At the urging of U.S. policyholders, a Scottish court recently rejected a Scottish insurance company’s efforts to close its books and avoid full liability for long-tail claims when the insurance company is solvent and entirely capable of paying claims.
Under U.K. law (§899 of the Companies Act of 2006), insurance companies that are solvent may, with the approval of a requisite number of creditors (i.e., policyholders), enter into a “solvent scheme of arrangement.” Such a “scheme” enables the solvent insurance company to cut off its liability completely, including for incurred but not reported (“IBNR”) claims, and close its books entirely. While an insolvent insurance company can also enter into such a scheme, comparable to a U.S.-style liquidation, the ability of solvent insurance companies to do so has no such parallel in the U.S. Thus, many U.S. policyholders with insurance written by U.K. insurance companies, such as the London Market, are surprised to learn that they can lose valuable and often irreplaceable insurance coverage for long-tail liabilities, despite their objection, from solvent U.K. insurers through such schemes. U.S. policyholders for many years have objected to such a practice with little success as solvent scheme after solvent scheme was sanctioned by U.K. courts. However, a recent decision by a Scottish court finally offers some of the additional protections U.S policyholders were seeking.
With the decision, In re Scottish Lion Insurance Company Limited,1 Lord Glennie of the Scotland Court of Session dealt a critical blow to the ability of the Scottish Lion Insurance Company Limited (“Scottish Lion”), a London Market company, to enter into a solvent scheme of arrangement. Scottish Lion, fully able to meet its financial liabilities, sought to close its books on long-tail claims through a solvent scheme of arrangement. The company received permission last year to convene a meeting at which time creditors would have the opportunity to vote on whether to enter such a scheme. The vote ostensibly passed the requirements of U.K. law with at least a majority in number representing 75% in value of the creditors present at the meeting voting for the scheme. Scottish Lion then moved for a Scottish court to sanction the scheme and set a date by which all claims, including all IBNR claims, had to be submitted. Several U.S. creditors opposed the sanction, challenging both the manner in which creditors’ votes were valued and the ability of a solvent insurance company to force unwilling creditors into a scheme of arrangement through a majority vote.
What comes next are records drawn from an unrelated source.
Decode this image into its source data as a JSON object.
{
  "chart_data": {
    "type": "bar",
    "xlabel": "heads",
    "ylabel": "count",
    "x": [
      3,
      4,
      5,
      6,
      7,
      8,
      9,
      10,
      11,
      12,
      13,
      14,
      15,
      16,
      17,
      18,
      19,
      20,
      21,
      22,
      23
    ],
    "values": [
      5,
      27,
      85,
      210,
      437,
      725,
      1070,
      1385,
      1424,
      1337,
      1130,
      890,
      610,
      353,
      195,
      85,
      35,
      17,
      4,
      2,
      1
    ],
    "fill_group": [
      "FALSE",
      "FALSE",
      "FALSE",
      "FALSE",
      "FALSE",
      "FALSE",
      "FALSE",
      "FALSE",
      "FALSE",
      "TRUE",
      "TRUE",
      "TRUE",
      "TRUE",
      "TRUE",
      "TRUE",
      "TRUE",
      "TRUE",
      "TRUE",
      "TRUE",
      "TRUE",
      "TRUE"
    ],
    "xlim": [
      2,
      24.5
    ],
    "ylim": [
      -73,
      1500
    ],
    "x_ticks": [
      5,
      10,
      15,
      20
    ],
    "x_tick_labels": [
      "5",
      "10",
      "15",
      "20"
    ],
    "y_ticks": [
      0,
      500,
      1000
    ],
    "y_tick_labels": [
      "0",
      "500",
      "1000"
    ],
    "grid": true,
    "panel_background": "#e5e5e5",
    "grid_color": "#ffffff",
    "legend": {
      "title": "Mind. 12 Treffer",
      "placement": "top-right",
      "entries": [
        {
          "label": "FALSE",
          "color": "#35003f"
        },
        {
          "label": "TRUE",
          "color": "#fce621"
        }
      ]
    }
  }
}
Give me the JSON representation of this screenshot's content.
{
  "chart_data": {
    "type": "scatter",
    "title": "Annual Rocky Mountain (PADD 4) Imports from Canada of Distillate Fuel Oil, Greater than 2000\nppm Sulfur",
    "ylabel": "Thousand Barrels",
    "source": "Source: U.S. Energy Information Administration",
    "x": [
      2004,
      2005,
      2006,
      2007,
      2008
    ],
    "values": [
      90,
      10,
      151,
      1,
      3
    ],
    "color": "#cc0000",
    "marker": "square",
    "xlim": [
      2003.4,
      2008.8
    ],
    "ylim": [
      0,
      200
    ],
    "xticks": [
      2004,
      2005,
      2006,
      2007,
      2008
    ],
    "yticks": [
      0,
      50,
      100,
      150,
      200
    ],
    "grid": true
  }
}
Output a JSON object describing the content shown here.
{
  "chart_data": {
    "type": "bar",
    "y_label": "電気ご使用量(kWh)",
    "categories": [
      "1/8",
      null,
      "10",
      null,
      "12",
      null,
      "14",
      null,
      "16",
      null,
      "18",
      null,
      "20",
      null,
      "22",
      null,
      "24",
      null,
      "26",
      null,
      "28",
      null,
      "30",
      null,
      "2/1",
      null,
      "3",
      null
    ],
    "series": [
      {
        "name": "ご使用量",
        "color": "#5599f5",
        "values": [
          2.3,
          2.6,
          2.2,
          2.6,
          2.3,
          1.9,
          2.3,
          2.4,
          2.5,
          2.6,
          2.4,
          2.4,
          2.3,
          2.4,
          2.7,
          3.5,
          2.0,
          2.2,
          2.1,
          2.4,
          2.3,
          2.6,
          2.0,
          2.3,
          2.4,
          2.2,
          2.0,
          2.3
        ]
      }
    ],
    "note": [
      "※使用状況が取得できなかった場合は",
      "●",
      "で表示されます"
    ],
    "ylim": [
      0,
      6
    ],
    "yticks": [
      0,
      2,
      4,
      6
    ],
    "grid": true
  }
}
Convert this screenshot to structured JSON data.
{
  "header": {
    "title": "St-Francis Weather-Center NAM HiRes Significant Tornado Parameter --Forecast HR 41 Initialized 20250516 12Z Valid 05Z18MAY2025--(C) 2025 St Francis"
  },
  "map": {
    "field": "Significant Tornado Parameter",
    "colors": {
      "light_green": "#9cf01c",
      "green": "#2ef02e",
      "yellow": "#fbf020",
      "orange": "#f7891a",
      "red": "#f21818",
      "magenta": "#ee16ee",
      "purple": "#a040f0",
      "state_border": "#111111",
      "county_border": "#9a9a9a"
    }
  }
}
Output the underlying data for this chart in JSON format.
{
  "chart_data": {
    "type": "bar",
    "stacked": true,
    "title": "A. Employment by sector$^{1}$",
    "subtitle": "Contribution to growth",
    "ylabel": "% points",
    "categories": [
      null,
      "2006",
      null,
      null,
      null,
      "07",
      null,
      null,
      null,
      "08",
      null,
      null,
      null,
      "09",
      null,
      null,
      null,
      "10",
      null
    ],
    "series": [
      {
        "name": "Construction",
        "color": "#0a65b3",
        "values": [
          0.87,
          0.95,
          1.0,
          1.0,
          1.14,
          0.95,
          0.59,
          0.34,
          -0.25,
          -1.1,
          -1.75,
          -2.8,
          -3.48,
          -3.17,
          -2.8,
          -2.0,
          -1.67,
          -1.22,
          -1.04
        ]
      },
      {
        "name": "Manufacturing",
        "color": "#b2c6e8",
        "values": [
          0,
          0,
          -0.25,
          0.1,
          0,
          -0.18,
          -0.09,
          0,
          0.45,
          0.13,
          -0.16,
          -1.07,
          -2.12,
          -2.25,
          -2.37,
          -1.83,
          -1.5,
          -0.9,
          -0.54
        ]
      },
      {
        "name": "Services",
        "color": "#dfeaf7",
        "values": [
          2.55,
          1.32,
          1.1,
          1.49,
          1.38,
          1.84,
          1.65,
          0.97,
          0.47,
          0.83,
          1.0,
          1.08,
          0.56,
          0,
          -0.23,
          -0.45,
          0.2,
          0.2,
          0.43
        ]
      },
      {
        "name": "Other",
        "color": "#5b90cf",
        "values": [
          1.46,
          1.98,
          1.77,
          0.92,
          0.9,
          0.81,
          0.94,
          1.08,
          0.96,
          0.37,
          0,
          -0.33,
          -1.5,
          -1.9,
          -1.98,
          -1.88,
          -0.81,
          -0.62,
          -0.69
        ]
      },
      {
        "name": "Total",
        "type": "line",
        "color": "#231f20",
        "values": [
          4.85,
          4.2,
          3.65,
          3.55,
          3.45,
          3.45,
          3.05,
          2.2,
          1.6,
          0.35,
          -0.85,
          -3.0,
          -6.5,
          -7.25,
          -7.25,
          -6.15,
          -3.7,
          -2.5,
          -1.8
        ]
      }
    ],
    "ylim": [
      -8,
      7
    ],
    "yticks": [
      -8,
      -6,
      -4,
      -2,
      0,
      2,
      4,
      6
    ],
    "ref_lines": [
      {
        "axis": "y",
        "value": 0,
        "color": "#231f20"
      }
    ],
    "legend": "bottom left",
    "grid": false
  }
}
The Scottish court ruled that the U.S. creditors were entitled, at that stage of proceedings, to challenge the valuation of the vote, including challenges that the vote was unfair and not representative, affected by special interests, and that the counting and valuation of the vote was flawed in methodology or contained other significant errors. The U.S. creditors challenged what they considered selective devaluation of votes by Scottish Lion, particularly of votes against the scheme. Lord Glennie also ruled that while there is not an explicit rule against sanctioning solvent schemes in the face of creditor dissent, justification is required to demonstrate why dissenting minority creditors should be bound by the decision of the majority. The court reasoned that, unlike insolvent schemes, where financial difficulties necessitate binding dissenting minority creditors to the will of the majority, solvent schemes lack such financial justification. The court stated that there might be reasons apart from financial uncertainty justifying a solvent scheme; however, such reasons must be made apparent when seeking to sanction the scheme. The court also stated “unreasonableness seems to me to stem from the fact that where the company is solvent it is unnecessary for the body of creditors or class of creditors to [agree] as a whole that there should be any scheme, still less a scheme forced upon unwilling participants.”
In a separate order that followed this decision, the court entered a final judgment refusing to sanction the scheme. Scottish Lion stated plans to appeal the decision.
This ruling and the court’s refusal to sanction the scheme are important victories for U.S. policyholders seeking to protect their insurance coverage, particularly occurrence-based, long-tail liability insurance coverage, which is a valuable and often irreplaceable corporate asset. The Scottish court has recognized the unfairness that U.S. policyholders for years have argued is present in the ability of a solvent insurance company to close its books against the objections of dissenting policyholders. Should this decision be upheld on appeal, it will serve as an important check on future solvent schemes of arrangement.